Mrs. Paul Robeson's biography of her husband-Paul Robeson, Negro (Gollanez.

10s. 6d.)-appears at first sight to be an indiscriminate eulogy accompanied by a rather tedious cata- logue of social successes, especially among white people. Fortunately, however, Mrs. Robeson has provided us with the material which enables us to understand the meaning of a great deal of it, in her account of negro life in the United States and this, together with what she tells us of Robeson's own life, does a great deal to justify both the catalogue and the eulogy. In a society where a great artist, acknowledged to be so by all the critics, can be turned away from a hotel because of his race, his escape from the social limitations imposed upon that race is in itself worthy to be chronicled. And so, also, are Robeson's personal achievements, from his leadership of the Rutgers football team, which had never before included a negro, to the latest development, the invitation to play Othello. Mrs. Robeson paints the portrait of a very attractive personality, and does so with a frankness of detail which will be almost alarming to some English readers, accustomed to a greater reserve. Still more interesting, however, is her vivid picture of negro life.
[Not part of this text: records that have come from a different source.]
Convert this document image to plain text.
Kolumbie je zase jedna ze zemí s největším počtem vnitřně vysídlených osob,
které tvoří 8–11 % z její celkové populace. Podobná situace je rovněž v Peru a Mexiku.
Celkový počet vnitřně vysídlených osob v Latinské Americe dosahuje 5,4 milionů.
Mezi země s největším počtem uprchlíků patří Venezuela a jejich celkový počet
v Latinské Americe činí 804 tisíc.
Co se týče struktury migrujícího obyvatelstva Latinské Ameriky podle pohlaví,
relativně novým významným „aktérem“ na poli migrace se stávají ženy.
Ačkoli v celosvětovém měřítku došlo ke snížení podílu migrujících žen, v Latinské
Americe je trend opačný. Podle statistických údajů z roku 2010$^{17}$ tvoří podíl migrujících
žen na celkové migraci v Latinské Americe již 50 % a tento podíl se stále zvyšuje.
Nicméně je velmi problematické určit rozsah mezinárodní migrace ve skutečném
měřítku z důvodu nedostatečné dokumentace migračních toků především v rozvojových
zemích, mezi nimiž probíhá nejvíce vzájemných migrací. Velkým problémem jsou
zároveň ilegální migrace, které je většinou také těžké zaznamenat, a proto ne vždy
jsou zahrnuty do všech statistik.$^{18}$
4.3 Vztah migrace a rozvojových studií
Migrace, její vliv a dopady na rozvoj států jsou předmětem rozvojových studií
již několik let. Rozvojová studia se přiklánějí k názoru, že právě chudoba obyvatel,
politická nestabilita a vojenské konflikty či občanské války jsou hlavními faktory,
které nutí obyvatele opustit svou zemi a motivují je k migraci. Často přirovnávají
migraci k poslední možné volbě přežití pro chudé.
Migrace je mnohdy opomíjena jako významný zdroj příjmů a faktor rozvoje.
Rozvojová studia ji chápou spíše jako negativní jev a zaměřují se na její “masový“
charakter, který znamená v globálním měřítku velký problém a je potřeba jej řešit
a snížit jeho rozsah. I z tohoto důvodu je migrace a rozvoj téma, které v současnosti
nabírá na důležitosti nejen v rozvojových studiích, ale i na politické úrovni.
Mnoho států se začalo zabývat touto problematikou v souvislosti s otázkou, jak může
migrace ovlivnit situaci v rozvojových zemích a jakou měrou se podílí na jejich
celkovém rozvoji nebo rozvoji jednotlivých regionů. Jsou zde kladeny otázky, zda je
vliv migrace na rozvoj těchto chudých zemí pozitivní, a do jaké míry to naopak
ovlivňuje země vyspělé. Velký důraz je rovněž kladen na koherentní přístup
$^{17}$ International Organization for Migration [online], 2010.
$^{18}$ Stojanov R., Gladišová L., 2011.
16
She gives us first the community life of migrated slaves in the North, the place of the Church in that life, the, power and personality of some of the negro preachers, of whom Robeson's father was one, the loyalty and kindliness of the negroes to each other and their isolation from the white community. Then she. takes us to Harlem, that great district in New York which the negroes have claimed for themselves by exploiting the disdain of the whites, where the negroes live their own life, into which the white people cannot penetrate. She shows us the reserve and delicacy of the better educated negroes, their complicated and humorous defences against the whites, loyalty to their friends who are " passing " (as white), and the colour and fulness of their lives among their own people. In this respect the book is indeed memorable. Robeson's life is an epic for the negro race in America, and may do some good among those who are not of his race, if it causes them to feel in any way ashamed.